Python does work well for loading binary data from file:


import array

f = open('data.raw')  # the data exported from wireshark in the raw format

bin = array.array('B') # setup an array of typecode unsigned byte

bin.fromfile(f, 1206) # each packet has 1206 bytes of data

The contents of bin now have 1206 bytes of data that looks like this:


>>> bin
array('B', [255, 221, 33, 39, 5, 9, 67, 178, 8, 116, 160, 13, 126, 222, 13, 63, 217, 8, 162, 204, ...

The 'B' element doesn't prevent indexing into the real data with bin[0] and getting 255 and so on.

The first two bytes indicate whether the data is from the upper or lower array, and the 33 39 is interpreted to mean that the reading was taken when the sensor head was rotated to (39*255+33)/100 or 99.78 degrees.

For 32 times after those first two bytes there are pairs of distance bytes followed by single intensity bytes, and then it starts over for a total of 12 times... and there are 6 more bytes with information that is unnecessary now. See here for what I currently have for parsing the raw file, later I will get into add the per laser calibration data.

2008-07-26

More HoC: Preprocessing into pngs

house of cards height

house of cards intensity

2008-07-21

Radiohead - House of Cards 2

Radiohead - House of Cards from binarymillenium on Vimeo.
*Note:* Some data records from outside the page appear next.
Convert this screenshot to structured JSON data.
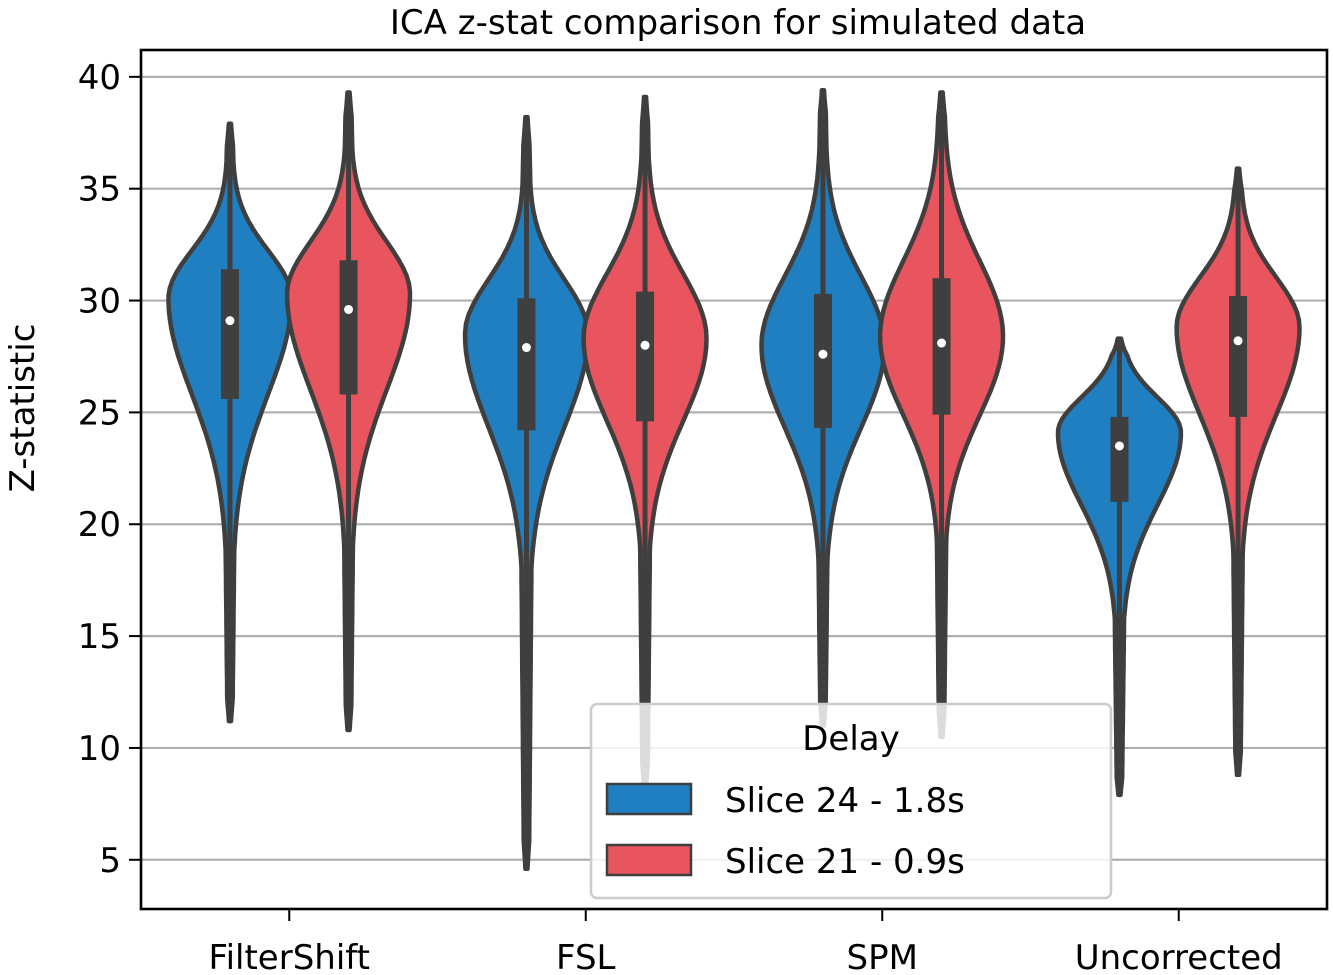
{
  "chart_data": {
    "type": "violin",
    "title": "ICA z-stat comparison for simulated data",
    "xlabel": "",
    "ylabel": "Z-statistic",
    "ylim": [
      2.8,
      41.2
    ],
    "yticks": [
      5,
      10,
      15,
      20,
      25,
      30,
      35,
      40
    ],
    "grid": "horizontal",
    "categories": [
      "FilterShift",
      "FSL",
      "SPM",
      "Uncorrected"
    ],
    "legend": {
      "title": "Delay",
      "placement": "lower-center"
    },
    "series": [
      {
        "name": "Slice 24 - 1.8s",
        "color": "#1f7fc1",
        "stats": [
          {
            "min": 11.2,
            "q1": 25.6,
            "median": 29.1,
            "q3": 31.4,
            "max": 37.9,
            "mode": 30.1
          },
          {
            "min": 4.6,
            "q1": 24.2,
            "median": 27.9,
            "q3": 30.1,
            "max": 38.2,
            "mode": 28.5
          },
          {
            "min": 11.0,
            "q1": 24.3,
            "median": 27.6,
            "q3": 30.3,
            "max": 39.4,
            "mode": 28.0
          },
          {
            "min": 7.9,
            "q1": 21.0,
            "median": 23.5,
            "q3": 24.8,
            "max": 28.3,
            "mode": 24.1
          }
        ]
      },
      {
        "name": "Slice 21 - 0.9s",
        "color": "#e8555f",
        "stats": [
          {
            "min": 10.8,
            "q1": 25.8,
            "median": 29.6,
            "q3": 31.8,
            "max": 39.3,
            "mode": 30.3
          },
          {
            "min": 8.2,
            "q1": 24.6,
            "median": 28.0,
            "q3": 30.4,
            "max": 39.1,
            "mode": 28.3
          },
          {
            "min": 10.5,
            "q1": 24.9,
            "median": 28.1,
            "q3": 31.0,
            "max": 39.3,
            "mode": 28.4
          },
          {
            "min": 8.8,
            "q1": 24.8,
            "median": 28.2,
            "q3": 30.2,
            "max": 35.9,
            "mode": 28.8
          }
        ]
      }
    ]
  }
}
This rendered slowly, less than 1 fps. One possible speedup would be to pre-process the csv data into binary heightmap files, rather than loading and processing each frame.

Processing code is here:
http://code.google.com/p/binarymillenium/source/browse/trunk/processing/hoc/hoc.pde

It would be nice if they uploaded the data from the woman singing, and the party scene.

2008-07-15

Radiohead - House of Cards

I've been playing with the data for a couple of hours in Processing. The main problem is that the points are not consistent across animation frames, so it is necessary to produce a new set of points in a regular grid that then can be tessellated easily. By the end of the week I ought to have a video up in the official group on youtube and in higher quality on vimeo.